Akhirnya dengan suara Bergetar  Amelia Memutuskan


"Kakak urus aja perceraian kita"


Diky yang sebenarnya tak tega, sebab Amelia sangat Baik padanya perhatian dan juga selalu mempersiapkan segala keperluan nya, Namun sebagai Laki-laki normal, mana tahan kalau hanya tinggal serumah bahkan sekamar tanpa melakukan apa-apa.


"Baiklah jika itu keputusanmu, aku akan urus besok lusa dan mungkin aku akan pulang malam karna aku akan kerumah kakek"


Sampai kantor Diky lalu mengirim Chat kepada sang Pujaan hati.

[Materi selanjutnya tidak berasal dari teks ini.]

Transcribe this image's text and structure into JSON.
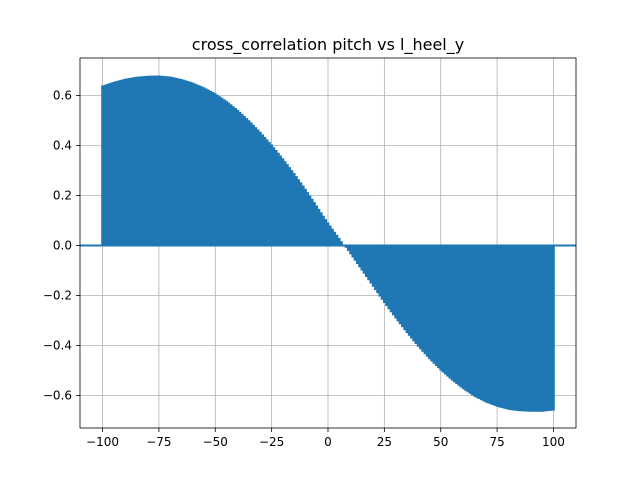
{
  "chart_data": {
    "type": "bar",
    "title": "cross_correlation pitch vs l_heel_y",
    "xlabel": "",
    "ylabel": "",
    "xlim": [
      -110,
      110
    ],
    "ylim": [
      -0.73,
      0.75
    ],
    "grid": true,
    "legend": "none",
    "color": "#1f77b4",
    "lag_range": [
      -100,
      100
    ],
    "baseline": 0.0,
    "xticks": [
      -100,
      -75,
      -50,
      -25,
      0,
      25,
      50,
      75,
      100
    ],
    "xtick_labels": [
      "−100",
      "−75",
      "−50",
      "−25",
      "0",
      "25",
      "50",
      "75",
      "100"
    ],
    "yticks": [
      -0.6,
      -0.4,
      -0.2,
      0.0,
      0.2,
      0.4,
      0.6
    ],
    "ytick_labels": [
      "−0.6",
      "−0.4",
      "−0.2",
      "0.0",
      "0.2",
      "0.4",
      "0.6"
    ],
    "x": [
      -100,
      -95,
      -90,
      -85,
      -80,
      -75,
      -70,
      -65,
      -60,
      -55,
      -50,
      -45,
      -40,
      -35,
      -30,
      -25,
      -20,
      -15,
      -10,
      -5,
      0,
      5,
      10,
      15,
      20,
      25,
      30,
      35,
      40,
      45,
      50,
      55,
      60,
      65,
      70,
      75,
      80,
      85,
      90,
      95,
      100
    ],
    "values": [
      0.64,
      0.655,
      0.667,
      0.675,
      0.679,
      0.68,
      0.676,
      0.666,
      0.652,
      0.633,
      0.609,
      0.579,
      0.543,
      0.501,
      0.455,
      0.404,
      0.349,
      0.29,
      0.227,
      0.16,
      0.092,
      0.03,
      -0.035,
      -0.1,
      -0.165,
      -0.23,
      -0.292,
      -0.35,
      -0.405,
      -0.455,
      -0.5,
      -0.54,
      -0.575,
      -0.605,
      -0.628,
      -0.645,
      -0.657,
      -0.663,
      -0.665,
      -0.665,
      -0.66
    ]
  }
}
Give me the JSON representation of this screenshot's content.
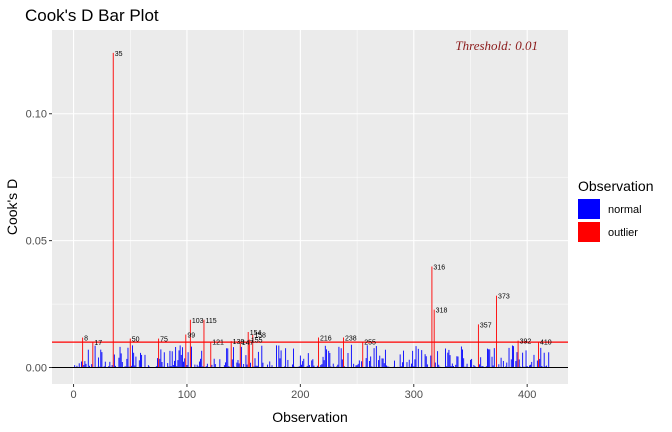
{
  "chart_data": {
    "type": "bar",
    "title": "Cook's D Bar Plot",
    "xlabel": "Observation",
    "ylabel": "Cook's D",
    "xlim": [
      -19,
      436
    ],
    "ylim": [
      -0.0065,
      0.133
    ],
    "xticks": [
      0,
      100,
      200,
      300,
      400
    ],
    "xtick_labels": [
      "0",
      "100",
      "200",
      "300",
      "400"
    ],
    "yticks": [
      0.0,
      0.05,
      0.1
    ],
    "ytick_labels": [
      "0.00",
      "0.05",
      "0.10"
    ],
    "threshold": 0.01,
    "threshold_label": "Threshold: 0.01",
    "grid": true,
    "legend": {
      "title": "Observation",
      "placement": "right",
      "entries": [
        {
          "label": "normal",
          "color": "#0000ff"
        },
        {
          "label": "outlier",
          "color": "#ff0000"
        }
      ]
    },
    "colors": {
      "normal": "#0000ff",
      "outlier": "#ff0000",
      "threshold": "#ff0000",
      "panel": "#ebebeb",
      "grid": "#ffffff"
    },
    "series": [
      {
        "name": "outlier",
        "points": [
          {
            "x": 8,
            "y": 0.0118,
            "label": "8"
          },
          {
            "x": 17,
            "y": 0.01,
            "label": "17"
          },
          {
            "x": 35,
            "y": 0.124,
            "label": "35"
          },
          {
            "x": 50,
            "y": 0.0114,
            "label": "50"
          },
          {
            "x": 75,
            "y": 0.0114,
            "label": "75"
          },
          {
            "x": 99,
            "y": 0.013,
            "label": "99"
          },
          {
            "x": 103,
            "y": 0.0188,
            "label": "103"
          },
          {
            "x": 115,
            "y": 0.0188,
            "label": "115"
          },
          {
            "x": 121,
            "y": 0.0102,
            "label": "121"
          },
          {
            "x": 139,
            "y": 0.0104,
            "label": "139"
          },
          {
            "x": 147,
            "y": 0.01,
            "label": "147"
          },
          {
            "x": 154,
            "y": 0.014,
            "label": "154"
          },
          {
            "x": 155,
            "y": 0.011,
            "label": "155"
          },
          {
            "x": 158,
            "y": 0.013,
            "label": "158"
          },
          {
            "x": 216,
            "y": 0.0118,
            "label": "216"
          },
          {
            "x": 238,
            "y": 0.0118,
            "label": "238"
          },
          {
            "x": 255,
            "y": 0.0102,
            "label": "255"
          },
          {
            "x": 316,
            "y": 0.0398,
            "label": "316"
          },
          {
            "x": 318,
            "y": 0.0228,
            "label": "318"
          },
          {
            "x": 357,
            "y": 0.017,
            "label": "357"
          },
          {
            "x": 373,
            "y": 0.0283,
            "label": "373"
          },
          {
            "x": 392,
            "y": 0.0106,
            "label": "392"
          },
          {
            "x": 410,
            "y": 0.0102,
            "label": "410"
          }
        ]
      },
      {
        "name": "normal",
        "x_range": [
          1,
          420
        ],
        "typical_range": [
          0.0,
          0.009
        ]
      }
    ]
  }
}
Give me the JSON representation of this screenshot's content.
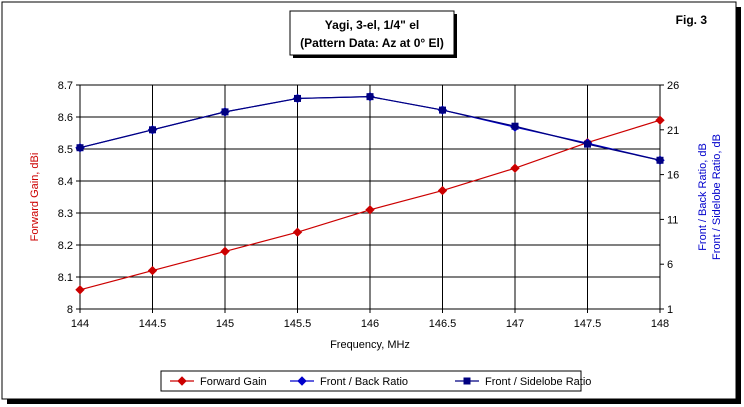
{
  "chart_data": {
    "type": "line",
    "title_lines": [
      "Yagi, 3-el, 1/4\" el",
      "(Pattern Data: Az at 0° El)"
    ],
    "fig_label": "Fig. 3",
    "xlabel": "Frequency, MHz",
    "ylabel_left": "Forward Gain, dBi",
    "ylabel_right_lines": [
      "Front / Back Ratio,  dB",
      "Front / Sidelobe Ratio,  dB"
    ],
    "x": [
      144,
      144.5,
      145,
      145.5,
      146,
      146.5,
      147,
      147.5,
      148
    ],
    "x_tick_labels": [
      "144",
      "144.5",
      "145",
      "145.5",
      "146",
      "146.5",
      "147",
      "147.5",
      "148"
    ],
    "xlim": [
      144,
      148
    ],
    "ylim_left": [
      8.0,
      8.7
    ],
    "y_left_tick_labels": [
      "8",
      "8.1",
      "8.2",
      "8.3",
      "8.4",
      "8.5",
      "8.6",
      "8.7"
    ],
    "ylim_right": [
      1,
      26
    ],
    "y_right_tick_labels": [
      "1",
      "6",
      "11",
      "16",
      "21",
      "26"
    ],
    "grid": true,
    "legend_position": "bottom",
    "series": [
      {
        "name": "Forward Gain",
        "axis": "left",
        "color": "#cc0000",
        "marker": "diamond",
        "values": [
          8.06,
          8.12,
          8.18,
          8.24,
          8.31,
          8.37,
          8.44,
          8.52,
          8.59
        ]
      },
      {
        "name": "Front / Back Ratio",
        "axis": "right",
        "color": "#0000cc",
        "marker": "diamond",
        "values": [
          19.0,
          21.0,
          23.0,
          24.5,
          24.7,
          23.2,
          21.3,
          19.5,
          17.6
        ]
      },
      {
        "name": "Front / Sidelobe Ratio",
        "axis": "right",
        "color": "#000080",
        "marker": "square",
        "values": [
          19.0,
          21.0,
          23.0,
          24.5,
          24.7,
          23.2,
          21.4,
          19.4,
          17.6
        ]
      }
    ]
  }
}
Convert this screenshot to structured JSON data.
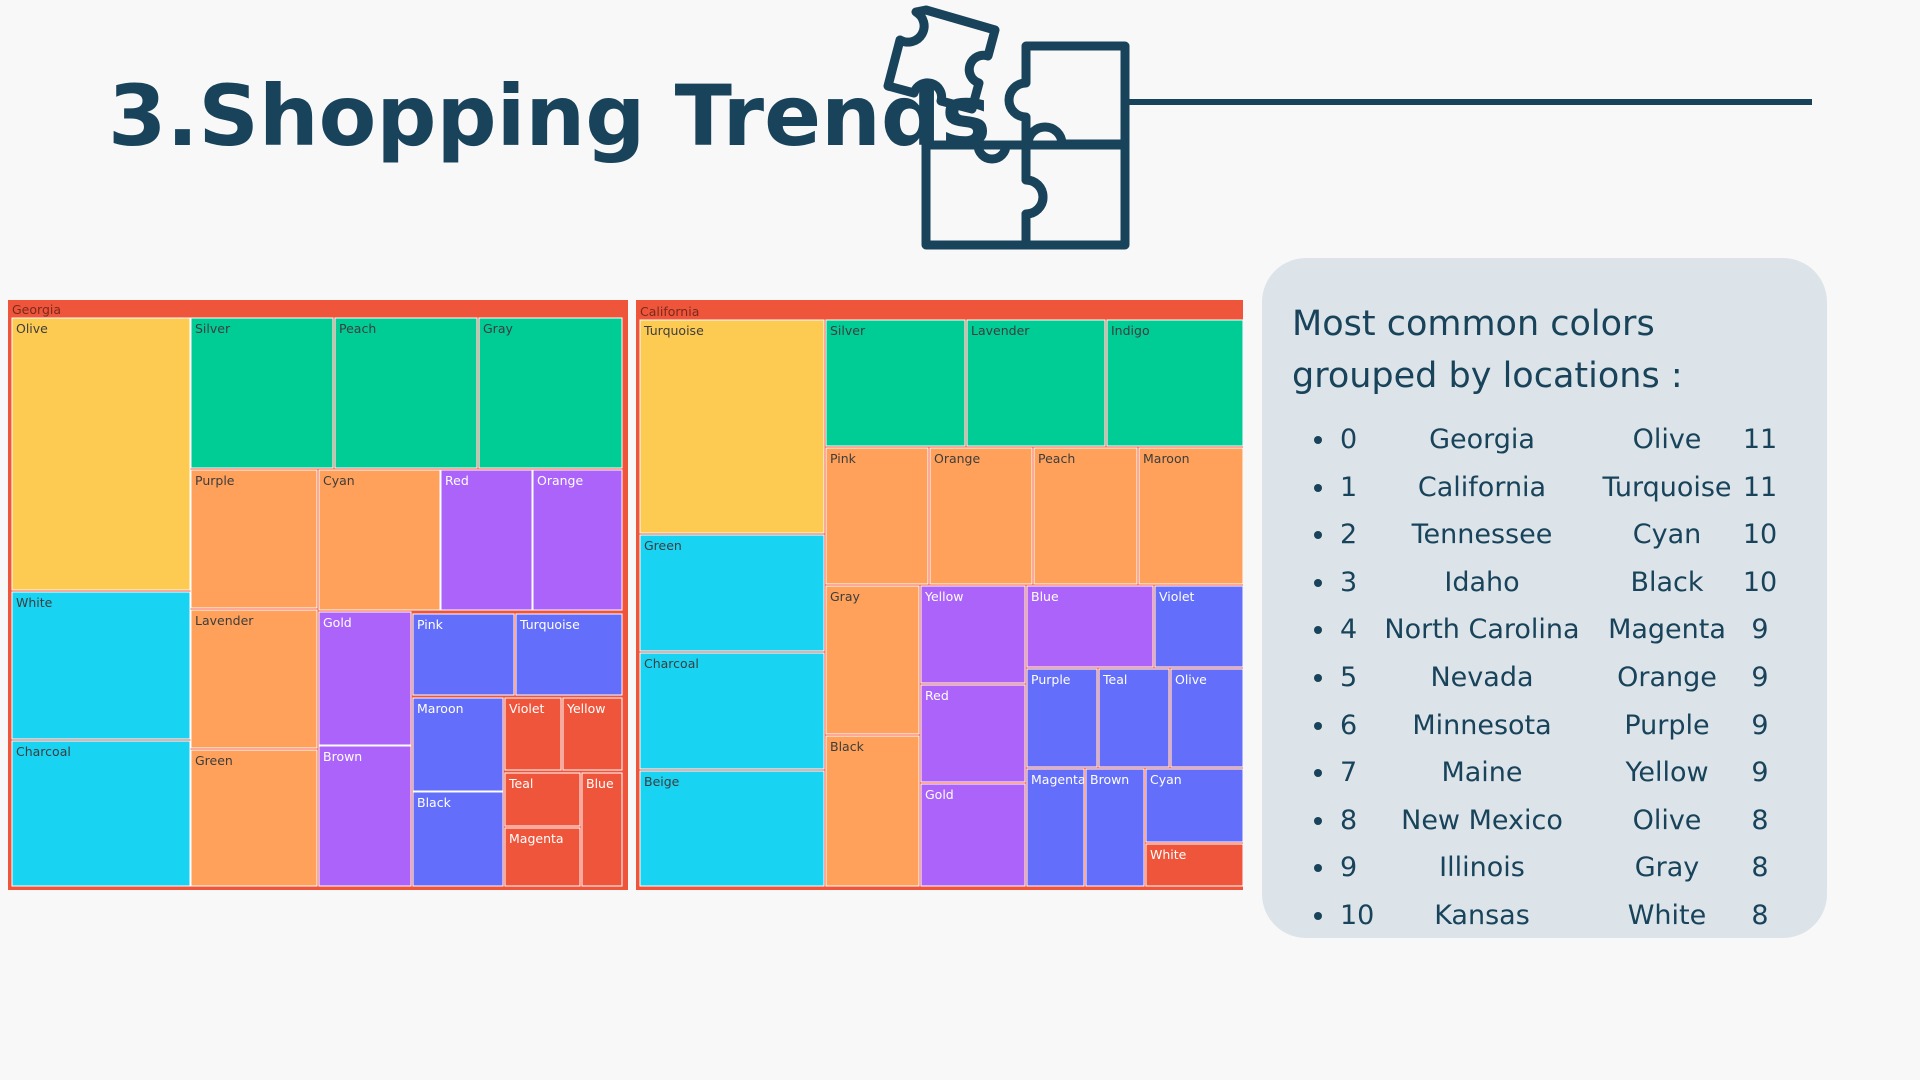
{
  "page": {
    "title": "3.Shopping Trends"
  },
  "colors": {
    "primary": "#18435a",
    "yellow": "#fecb52",
    "green": "#00cc96",
    "orange": "#ffa15a",
    "purple": "#ab63fa",
    "cyan": "#19d3f3",
    "blue": "#636efa",
    "red": "#ef553b",
    "panel_bg": "#dce4e9"
  },
  "panel": {
    "title": "Most common colors grouped by locations :",
    "rows": [
      {
        "index": "0",
        "location": "Georgia",
        "color": "Olive",
        "count": "11"
      },
      {
        "index": "1",
        "location": "California",
        "color": "Turquoise",
        "count": "11"
      },
      {
        "index": "2",
        "location": "Tennessee",
        "color": "Cyan",
        "count": "10"
      },
      {
        "index": "3",
        "location": "Idaho",
        "color": "Black",
        "count": "10"
      },
      {
        "index": "4",
        "location": "North Carolina",
        "color": "Magenta",
        "count": "9"
      },
      {
        "index": "5",
        "location": "Nevada",
        "color": "Orange",
        "count": "9"
      },
      {
        "index": "6",
        "location": "Minnesota",
        "color": "Purple",
        "count": "9"
      },
      {
        "index": "7",
        "location": "Maine",
        "color": "Yellow",
        "count": "9"
      },
      {
        "index": "8",
        "location": "New Mexico",
        "color": "Olive",
        "count": "8"
      },
      {
        "index": "9",
        "location": "Illinois",
        "color": "Gray",
        "count": "8"
      },
      {
        "index": "10",
        "location": "Kansas",
        "color": "White",
        "count": "8"
      }
    ]
  },
  "chart_data": [
    {
      "type": "treemap",
      "title": "Georgia",
      "parent_color": "#ef553b",
      "tiles": [
        {
          "name": "Olive",
          "value": 11,
          "color": "#fecb52"
        },
        {
          "name": "White",
          "value": 9,
          "color": "#19d3f3"
        },
        {
          "name": "Charcoal",
          "value": 9,
          "color": "#19d3f3"
        },
        {
          "name": "Silver",
          "value": 5,
          "color": "#00cc96"
        },
        {
          "name": "Peach",
          "value": 5,
          "color": "#00cc96"
        },
        {
          "name": "Gray",
          "value": 5,
          "color": "#00cc96"
        },
        {
          "name": "Purple",
          "value": 4,
          "color": "#ffa15a"
        },
        {
          "name": "Lavender",
          "value": 4,
          "color": "#ffa15a"
        },
        {
          "name": "Green",
          "value": 4,
          "color": "#ffa15a"
        },
        {
          "name": "Cyan",
          "value": 4,
          "color": "#ffa15a"
        },
        {
          "name": "Red",
          "value": 3,
          "color": "#ab63fa"
        },
        {
          "name": "Orange",
          "value": 3,
          "color": "#ab63fa"
        },
        {
          "name": "Gold",
          "value": 3,
          "color": "#ab63fa"
        },
        {
          "name": "Brown",
          "value": 3,
          "color": "#ab63fa"
        },
        {
          "name": "Pink",
          "value": 2,
          "color": "#636efa"
        },
        {
          "name": "Turquoise",
          "value": 2,
          "color": "#636efa"
        },
        {
          "name": "Maroon",
          "value": 2,
          "color": "#636efa"
        },
        {
          "name": "Black",
          "value": 2,
          "color": "#636efa"
        },
        {
          "name": "Violet",
          "value": 1,
          "color": "#ef553b"
        },
        {
          "name": "Yellow",
          "value": 1,
          "color": "#ef553b"
        },
        {
          "name": "Teal",
          "value": 1,
          "color": "#ef553b"
        },
        {
          "name": "Magenta",
          "value": 1,
          "color": "#ef553b"
        },
        {
          "name": "Blue",
          "value": 1,
          "color": "#ef553b"
        }
      ]
    },
    {
      "type": "treemap",
      "title": "California",
      "parent_color": "#ef553b",
      "tiles": [
        {
          "name": "Turquoise",
          "value": 11,
          "color": "#fecb52"
        },
        {
          "name": "Green",
          "value": 6,
          "color": "#19d3f3"
        },
        {
          "name": "Charcoal",
          "value": 6,
          "color": "#19d3f3"
        },
        {
          "name": "Beige",
          "value": 6,
          "color": "#19d3f3"
        },
        {
          "name": "Silver",
          "value": 5,
          "color": "#00cc96"
        },
        {
          "name": "Lavender",
          "value": 5,
          "color": "#00cc96"
        },
        {
          "name": "Indigo",
          "value": 5,
          "color": "#00cc96"
        },
        {
          "name": "Pink",
          "value": 4,
          "color": "#ffa15a"
        },
        {
          "name": "Orange",
          "value": 4,
          "color": "#ffa15a"
        },
        {
          "name": "Peach",
          "value": 4,
          "color": "#ffa15a"
        },
        {
          "name": "Maroon",
          "value": 4,
          "color": "#ffa15a"
        },
        {
          "name": "Gray",
          "value": 4,
          "color": "#ffa15a"
        },
        {
          "name": "Black",
          "value": 4,
          "color": "#ffa15a"
        },
        {
          "name": "Yellow",
          "value": 3,
          "color": "#ab63fa"
        },
        {
          "name": "Red",
          "value": 3,
          "color": "#ab63fa"
        },
        {
          "name": "Gold",
          "value": 3,
          "color": "#ab63fa"
        },
        {
          "name": "Blue",
          "value": 3,
          "color": "#ab63fa"
        },
        {
          "name": "Violet",
          "value": 2,
          "color": "#636efa"
        },
        {
          "name": "Purple",
          "value": 2,
          "color": "#636efa"
        },
        {
          "name": "Teal",
          "value": 2,
          "color": "#636efa"
        },
        {
          "name": "Olive",
          "value": 2,
          "color": "#636efa"
        },
        {
          "name": "Magenta",
          "value": 2,
          "color": "#636efa"
        },
        {
          "name": "Brown",
          "value": 2,
          "color": "#636efa"
        },
        {
          "name": "Cyan",
          "value": 2,
          "color": "#636efa"
        },
        {
          "name": "White",
          "value": 1,
          "color": "#ef553b"
        }
      ]
    }
  ]
}
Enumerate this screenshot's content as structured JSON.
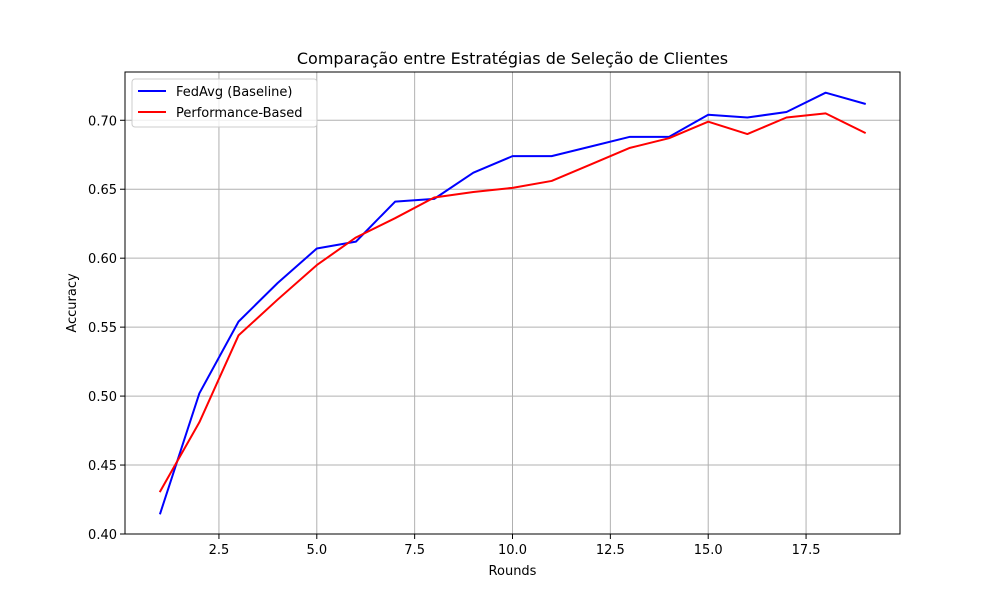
{
  "chart_data": {
    "type": "line",
    "title": "Comparação entre Estratégias de Seleção de Clientes",
    "xlabel": "Rounds",
    "ylabel": "Accuracy",
    "xlim": [
      0.1,
      19.9
    ],
    "ylim": [
      0.4,
      0.735
    ],
    "xticks": [
      2.5,
      5.0,
      7.5,
      10.0,
      12.5,
      15.0,
      17.5
    ],
    "xtick_labels": [
      "2.5",
      "5.0",
      "7.5",
      "10.0",
      "12.5",
      "15.0",
      "17.5"
    ],
    "yticks": [
      0.4,
      0.45,
      0.5,
      0.55,
      0.6,
      0.65,
      0.7
    ],
    "ytick_labels": [
      "0.40",
      "0.45",
      "0.50",
      "0.55",
      "0.60",
      "0.65",
      "0.70"
    ],
    "grid": true,
    "legend_position": "top-left",
    "x": [
      1,
      2,
      3,
      4,
      5,
      6,
      7,
      8,
      9,
      10,
      11,
      12,
      13,
      14,
      15,
      16,
      17,
      18,
      19
    ],
    "series": [
      {
        "name": "FedAvg (Baseline)",
        "color": "#0000ff",
        "values": [
          0.415,
          0.502,
          0.554,
          0.582,
          0.607,
          0.612,
          0.641,
          0.643,
          0.662,
          0.674,
          0.674,
          0.681,
          0.688,
          0.688,
          0.704,
          0.702,
          0.706,
          0.72,
          0.712
        ]
      },
      {
        "name": "Performance-Based",
        "color": "#ff0000",
        "values": [
          0.431,
          0.481,
          0.544,
          0.57,
          0.595,
          0.615,
          0.629,
          0.644,
          0.648,
          0.651,
          0.656,
          0.668,
          0.68,
          0.687,
          0.699,
          0.69,
          0.702,
          0.705,
          0.691
        ]
      }
    ]
  }
}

"Dian, Aku punya kabar baik untukmu"


(Namun tak ada balasan dari Diandra)


Selesai dengan pekerjaannya Diky memutuskan untuk ke Kediaman sang Kakek, Dia akan memberitahukan Maksud dan tujuan kedatangannya.



Namun saat sampai Rumah Dia tak melihat sang Kakek, Diapun bertanya pada sang pembantu.


"Bik Kakek kemana?" Ucapnya


"Kekantor Den, belum pulang" kata Bik Ijah pembantu Rumah tangga dirumah Kakeknya


"Sebaiknya Aku menunggu Kakek saja dari pada bolak balik, Mana jalanan macet' lagi" bathinku


Saat Hari sudah mulai gelap barulah Kakek datang bersama Mama dan Papa, seperti nya dari kantor.


"Kebetulan Kalian datang bersamaan, ada hal yang pengen aku sampaikan pada Kakek," Ucapku


Melihat Ekspresi kedua orang tuanya yang sedikit bingung, Diky lalu duduk diruang keluarga dan yang lainnya pun ikut menyusul.


"Dik, apa yang Mau kamu sampaikan, kalau nggak terlalu penting lebih baik besok aja ya, Kakek capek baru pulang dari kantor, tadik ada sedikit masalah makanya Kakek harus turun tangan" Ucap sang kakek


"Ini penting Kek, dan nggak bisa ditunda"Ucap Diky penuh harap semoga saja sang kakek mendengarkannya


"Kalau gitu sekarang ngomong lah Kakek mau istirahat"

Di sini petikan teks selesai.